Reincidência. Passado o processo do congelamento e, posteriormente, implantação dos embriões, Bedoschi explica que a gestação não deve gerar preocupações extras à mulher. No início do mês passado, uma velha crença foi desmentida: um estudo publicado pela American Society of Clinical Oncologycomprovou que a gravidez não aumenta o risco de a paciente voltar a desenvolver câncer de mama.
Antigamente, acreditava-se que a alta carga de hormônios da gestação poderia ‘alimentar’ um novo tumor. “O câncer de mama é um tumor que tem muitos receptores hormonais. Existe um medo por parte dos médicos de que, se a paciente engravidar, poderia comprometer negativamente: voltar, atrapalhar o tratamento”, afirma Bedoschi.
O novo estudo veio para corroborar a percepção que muitos médicos como Bedoschi e Mirian já tinham, e pacientes como Daniela puderam ficar ainda mais tranquilas. “Eu embarquei de cabeça em congelar o embrião e não tenho nenhum receio. Sei disso com base nas pesquisas, nas pessoas e no sentimento que tenho no coração”, disse a analista financeira. Ela pretende tentar engravidar a partir de outubro, quando completa dois anos desde o início do tratamento.
Esperança. Aos oito meses de gestação, Renata Quinzan Virches Torosian também comemora o resultado da pesquisa. Ela descobriu um câncer de mama em 2013 e, depois de retirar o tumor e cumprir os dois anos iniciais de tratamento, conseguiu engravidar após fertilização in vitro. “Eu poderia tranquilamente adotar uma criança, mas eu tinha o sonho de engravidar, isso também era importante”, diz. A pequena Lorena deve nascer no mês que vem e, daqui três anos, Renata planeja engravidar novamente.
O resultado do estudo dá força até mesmo para mulheres que ainda não têm planos concretos de engravidar. Katia, irmã de Daniela, decidiu congelar os óvulos após retirar o tumor. Ela relata que chegou a ser induzida por um médico a fazer o congelamento antes da cirurgia. No entanto, o procedimento não é o indicado. Para produzir os óvulos que serão congelados, a mulher recebe uma grande quantidade de hormônios, e isso pode estimular o crescimento do tumor, explica Bedoschi, que agora também é médico de Katia.

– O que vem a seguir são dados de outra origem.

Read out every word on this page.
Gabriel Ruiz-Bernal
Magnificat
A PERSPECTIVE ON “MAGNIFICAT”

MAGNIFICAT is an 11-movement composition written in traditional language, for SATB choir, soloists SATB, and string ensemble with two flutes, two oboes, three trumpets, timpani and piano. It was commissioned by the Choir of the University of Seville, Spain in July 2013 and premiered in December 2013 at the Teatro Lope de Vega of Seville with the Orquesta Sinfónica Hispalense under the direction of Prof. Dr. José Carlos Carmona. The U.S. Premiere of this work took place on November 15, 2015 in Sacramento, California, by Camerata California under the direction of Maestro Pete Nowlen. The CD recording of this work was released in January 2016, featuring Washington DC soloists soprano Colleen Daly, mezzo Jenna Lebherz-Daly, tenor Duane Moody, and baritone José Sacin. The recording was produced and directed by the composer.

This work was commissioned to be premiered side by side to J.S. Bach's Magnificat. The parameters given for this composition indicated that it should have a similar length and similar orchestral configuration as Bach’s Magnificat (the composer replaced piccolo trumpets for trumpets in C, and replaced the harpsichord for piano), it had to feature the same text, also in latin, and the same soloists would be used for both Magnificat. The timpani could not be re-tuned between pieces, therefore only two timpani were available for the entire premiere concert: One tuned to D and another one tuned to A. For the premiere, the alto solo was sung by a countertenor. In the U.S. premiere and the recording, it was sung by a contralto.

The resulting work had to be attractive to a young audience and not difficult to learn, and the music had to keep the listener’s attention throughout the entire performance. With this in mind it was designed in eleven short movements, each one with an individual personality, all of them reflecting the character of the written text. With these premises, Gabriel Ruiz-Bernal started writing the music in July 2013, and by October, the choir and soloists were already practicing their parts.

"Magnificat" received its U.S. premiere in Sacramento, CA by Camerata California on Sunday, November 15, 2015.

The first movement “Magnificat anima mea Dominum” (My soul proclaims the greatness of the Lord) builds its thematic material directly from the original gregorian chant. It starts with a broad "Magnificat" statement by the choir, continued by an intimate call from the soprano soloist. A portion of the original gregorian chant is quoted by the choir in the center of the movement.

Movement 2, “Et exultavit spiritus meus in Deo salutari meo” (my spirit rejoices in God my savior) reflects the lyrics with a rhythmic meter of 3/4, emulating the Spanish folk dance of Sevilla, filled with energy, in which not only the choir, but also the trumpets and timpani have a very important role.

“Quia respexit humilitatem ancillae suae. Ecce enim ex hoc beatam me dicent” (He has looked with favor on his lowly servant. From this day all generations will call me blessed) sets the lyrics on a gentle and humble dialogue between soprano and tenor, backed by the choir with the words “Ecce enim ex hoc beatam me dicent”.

Aliás, ela foi apresentada ao especialista por um colega dele: seu namorado, também chamado Giuliano. Ela relata que a companhia e o apoio do parceiro foram essenciais na recuperação. Eles se conheceram na semana do diagnóstico, em 2014, e continuam juntos até hoje. “Eu descobri que existe muita separação com esse diagnóstico. Eu tinha acabado de conhecer uma pessoa quando descobri o câncer, não tinha nenhuma intimidade e me deparei com isso. Normalmente ninguém quer segurar as pontas. Mas me ajudou muito ter alguém que olhava para mim e não tinha vergonha do meu corpo, do meu seio, quando eu tinha.”
Katia não planeja ter filhos no futuro próximo, mas Daniela e Renata asseguram que, além do apoio de amigos e família, a possibilidade de ser mãe foi parte essencial da recuperação. “Primeiro tive a esperança de que ficaria viva. Depois desse momento, optei por congelar os óvulos e fiquei satisfeita e esperançosa. Isso me deu força inclusive para continuar a tratamento, porque eu também queria ser mãe”, afirma Daniela. “Foi bom porque eu sabia que era uma possibilidade. Eu sabia que a vida ia voltar para o rumo que eu imaginava”, completa Renata.